Get access
The EMBO Journal

Crystal structures of the structure-selective nuclease Mus81-Eme1 bound to flap DNA substrates

Authors


Abstract

The Mus81-Eme1 complex is a structure-selective endonuclease with a critical role in the resolution of recombination intermediates during DNA repair after interstrand cross-links, replication fork collapse, or double-strand breaks. To explain the molecular basis of 3′ flap substrate recognition and cleavage mechanism by Mus81-Eme1, we determined crystal structures of human Mus81-Eme1 bound to various flap DNA substrates. Mus81-Eme1 undergoes gross substrate-induced conformational changes that reveal two key features: (i) a hydrophobic wedge of Mus81 that separates pre- and post-nick duplex DNA and (ii) a “5′ end binding pocket” that hosts the 5′ nicked end of post-nick DNA. These features are crucial for comprehensive protein-DNA interaction, sharp bending of the 3′ flap DNA substrate, and incision strand placement at the active site.

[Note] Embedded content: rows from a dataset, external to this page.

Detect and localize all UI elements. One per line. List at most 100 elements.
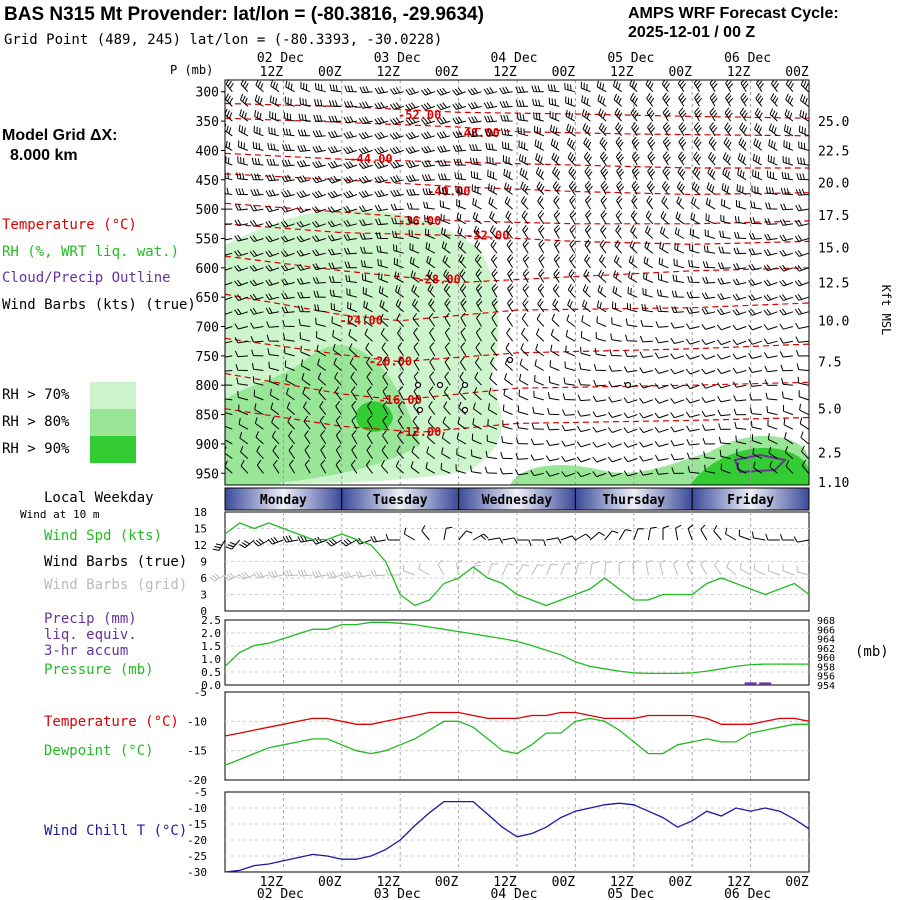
cross-section-barb-348: [312, 220, 326, 228]
cross-section-barb-251: [584, 166, 593, 181]
cross-section-barb-582: [411, 298, 420, 313]
cross-section-barb-854: [502, 404, 513, 416]
cross-section-barb-591: [552, 298, 560, 313]
cross-section-barb-45: [328, 100, 342, 107]
cross-section-barb-731: [365, 357, 373, 371]
cross-section-barb-918: [320, 430, 327, 445]
cross-section-barb-713: [670, 353, 685, 360]
cross-section-barb-61: [581, 95, 591, 107]
cross-section-barb-253: [616, 166, 625, 181]
cross-section-barb-660: [444, 327, 451, 342]
cross-section-barb-440: [569, 239, 576, 254]
temperature-line: [224, 711, 810, 737]
cross-section-barb-62: [597, 94, 607, 107]
wind-barb-grid-18: [487, 563, 499, 576]
cross-section-barb-18: [499, 86, 513, 94]
wind-barb-true-8: [326, 538, 343, 547]
cross-section-barb-91: [452, 116, 467, 125]
cross-section-barb-776: [474, 372, 482, 386]
top-date-label-3: 05 Dec: [607, 51, 654, 66]
cross-section-barb-796: [781, 377, 793, 386]
cross-section-barb-872: [783, 404, 794, 416]
cross-section-barb-534: [249, 293, 264, 301]
cross-section-barb-178: [631, 136, 640, 151]
cross-section-barb-798: [225, 398, 233, 401]
cross-section-barb-884: [382, 415, 389, 430]
cross-section-barb-474: [506, 254, 514, 269]
cross-section-barb-437: [522, 239, 529, 254]
cross-section-barb-490: [748, 263, 762, 271]
cloud-marker-2: [461, 381, 469, 389]
cross-section-barb-840: [286, 401, 295, 415]
cross-section-barb-206: [469, 157, 482, 166]
wind-barb-true-15: [443, 526, 453, 541]
cross-section-barb-697: [429, 342, 436, 357]
cross-section-barb-23: [580, 81, 591, 93]
cross-section-barb-916: [288, 430, 295, 445]
cross-section-barb-196: [312, 160, 326, 169]
cross-section-barb-845: [366, 400, 373, 415]
cross-section-barb-198: [343, 161, 358, 169]
cross-section-barb-631: [581, 315, 591, 327]
cloud-marker-4: [624, 381, 632, 389]
cross-section-barb-128: [436, 131, 451, 139]
cross-section-barb-33: [740, 80, 749, 92]
rh-swatch-70: [90, 382, 136, 409]
cross-section-barb-913: [239, 431, 249, 445]
cross-section-barb-53: [452, 102, 467, 110]
cross-section-barb-909: [767, 419, 778, 430]
cross-section-barb-991: [272, 459, 280, 474]
cross-section-barb-241: [421, 174, 435, 182]
cross-section-barb-820: [562, 393, 575, 401]
cross-section-barb-25: [613, 80, 622, 93]
cross-section-barb-588: [506, 298, 514, 313]
cross-section-barb-790: [685, 383, 700, 390]
cross-section-barb-22: [564, 82, 576, 93]
wind-barb-grid-4: [268, 570, 284, 578]
cross-section-barb-739: [489, 357, 498, 371]
cross-section-barb-368: [630, 210, 638, 225]
cross-section-barb-757: [764, 365, 778, 373]
cross-section-barb-75: [800, 94, 809, 107]
cross-section-barb-559: [642, 288, 653, 298]
cross-section-barb-459: [265, 264, 280, 272]
cross-section-barb-312: [343, 205, 358, 213]
cross-section-barb-228: [225, 171, 233, 181]
wind-barb-grid-22: [545, 563, 558, 576]
cross-section-barb-980: [686, 452, 700, 460]
label-precip-accum: 3-hr accum: [44, 643, 129, 659]
temperature-contours: [225, 102, 809, 433]
wind-barb-grid-26: [604, 561, 612, 576]
cross-section-barb-945: [735, 435, 747, 445]
cross-section-barb-766: [317, 372, 327, 386]
cross-section-barb-973: [576, 456, 591, 463]
cross-section-barb-138: [598, 122, 607, 137]
pressure-tick-12: 900: [196, 438, 219, 453]
cross-section-barb-552: [537, 283, 545, 298]
wind-barb-true-19: [502, 537, 518, 544]
cross-section-barb-131: [484, 129, 498, 137]
top-time-label-4: 12Z: [493, 65, 517, 80]
cross-section-barb-671: [610, 333, 622, 342]
cross-section-barb-555: [582, 284, 591, 298]
cross-section-barb-816: [503, 388, 513, 401]
cross-section-barb-137: [582, 123, 591, 137]
cross-section-barb-646: [225, 340, 233, 344]
cross-section-barb-146: [724, 122, 733, 137]
cross-section-barb-944: [718, 436, 731, 445]
cross-section-barb-460: [280, 264, 295, 272]
temperature-contour-label-8: -20.00: [369, 355, 412, 369]
wind-barb-true-20: [517, 539, 532, 547]
cross-section-barb-749: [639, 367, 653, 374]
cross-section-barb-712: [654, 352, 669, 359]
cross-section-barb-363: [553, 210, 561, 225]
cross-section-barb-703: [520, 343, 529, 357]
cross-section-barb-629: [551, 313, 560, 327]
cross-section-barb-372: [690, 212, 700, 225]
wind-tick-4: 12: [194, 539, 207, 552]
cross-section-barb-225: [767, 154, 778, 166]
kft-tick-3: 17.5: [818, 209, 849, 224]
cross-section-barb-866: [685, 411, 700, 418]
cross-section-barb-73: [770, 93, 779, 107]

While Mus81-Eme1 unexpectedly shares several common features with members of the 5′ flap nuclease family, the combined structural, biochemical, and biophysical analyses explain why Mus81-Eme1 preferentially cleaves 3′ flap DNA substrates with 5′ nicked ends.

Synopsis

image

The structure-selective nuclease Mus81-Eme1 plays key roles in resolving recombination intermediates such as in the repair of DNA interstrand cross-links. Co-crystallization of the human enzyme bound to flap DNA substrates reveals key structural features essential for substrate selection and active site positioning of the incision strand.

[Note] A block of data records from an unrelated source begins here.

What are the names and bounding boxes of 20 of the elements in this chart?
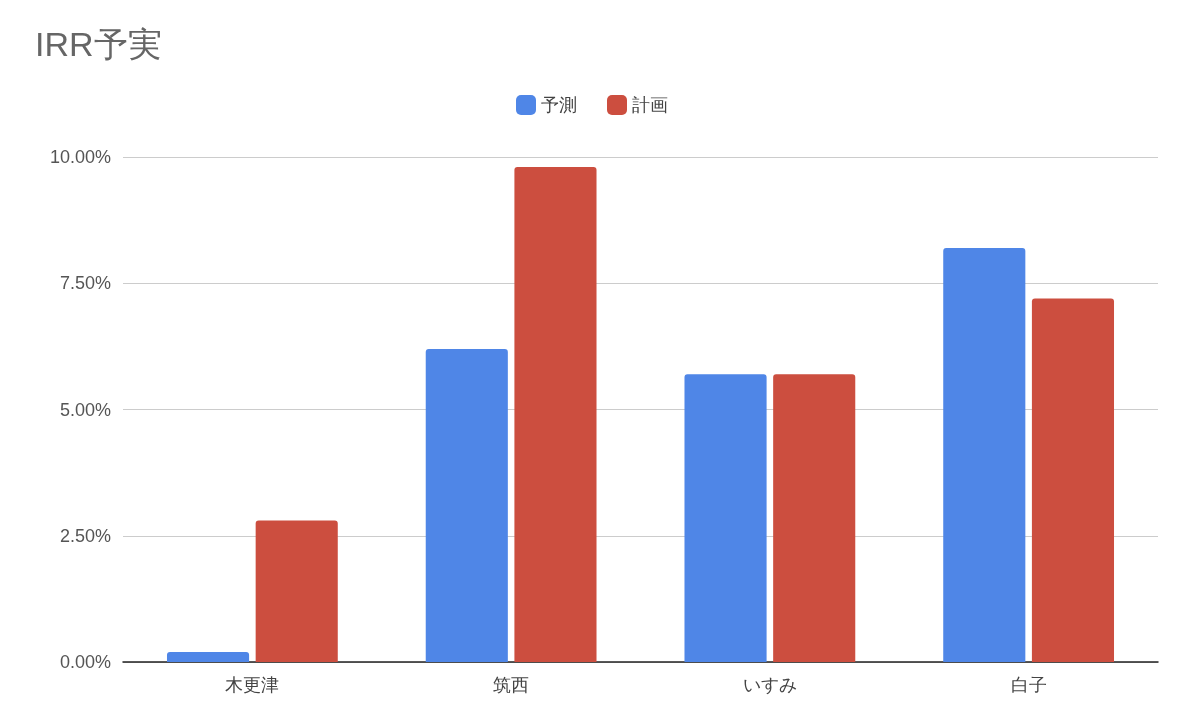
bar bbox=[1031, 298, 1115, 662]
bar bbox=[425, 348, 508, 662]
bar bbox=[166, 651, 250, 662]
bar bbox=[255, 520, 338, 662]
x-tick-label: いすみ bbox=[742, 675, 797, 695]
y-tick-label: 7.50% bbox=[59, 273, 111, 294]
chart-title: IRR予実 bbox=[35, 25, 162, 63]
bar bbox=[773, 374, 856, 662]
bar bbox=[943, 247, 1026, 662]
x-tick-label: 白子 bbox=[1010, 675, 1047, 695]
y-tick-label: 2.50% bbox=[59, 525, 111, 546]
y-tick-label: 5.00% bbox=[59, 399, 111, 420]
legend-label: 予測 bbox=[541, 95, 577, 115]
x-tick-label: 木更津 bbox=[225, 675, 280, 695]
y-tick-label: 0.00% bbox=[59, 652, 111, 672]
bar bbox=[514, 167, 597, 662]
y-tick-label: 10.00% bbox=[49, 147, 111, 167]
legend-label: 計画 bbox=[632, 95, 668, 115]
bar bbox=[684, 374, 767, 662]
x-tick-label: 筑西 bbox=[493, 675, 530, 695]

  • Mus81-Eme1 undergoes a structural transition from a closed state to an open state in response to a DNA binding.
  • A specific “5′ end binding pocket” hosts the nicked junction 5′ end of post-nick duplex DNA.
  • A hydrophobic wedge separates pre- and post-nick duplex and facilitates bending of a nicked substrate.
  • Mus81-Eme1 shares key structural features with 5′ flap nucleases, but with opposite substrate recognition chirality.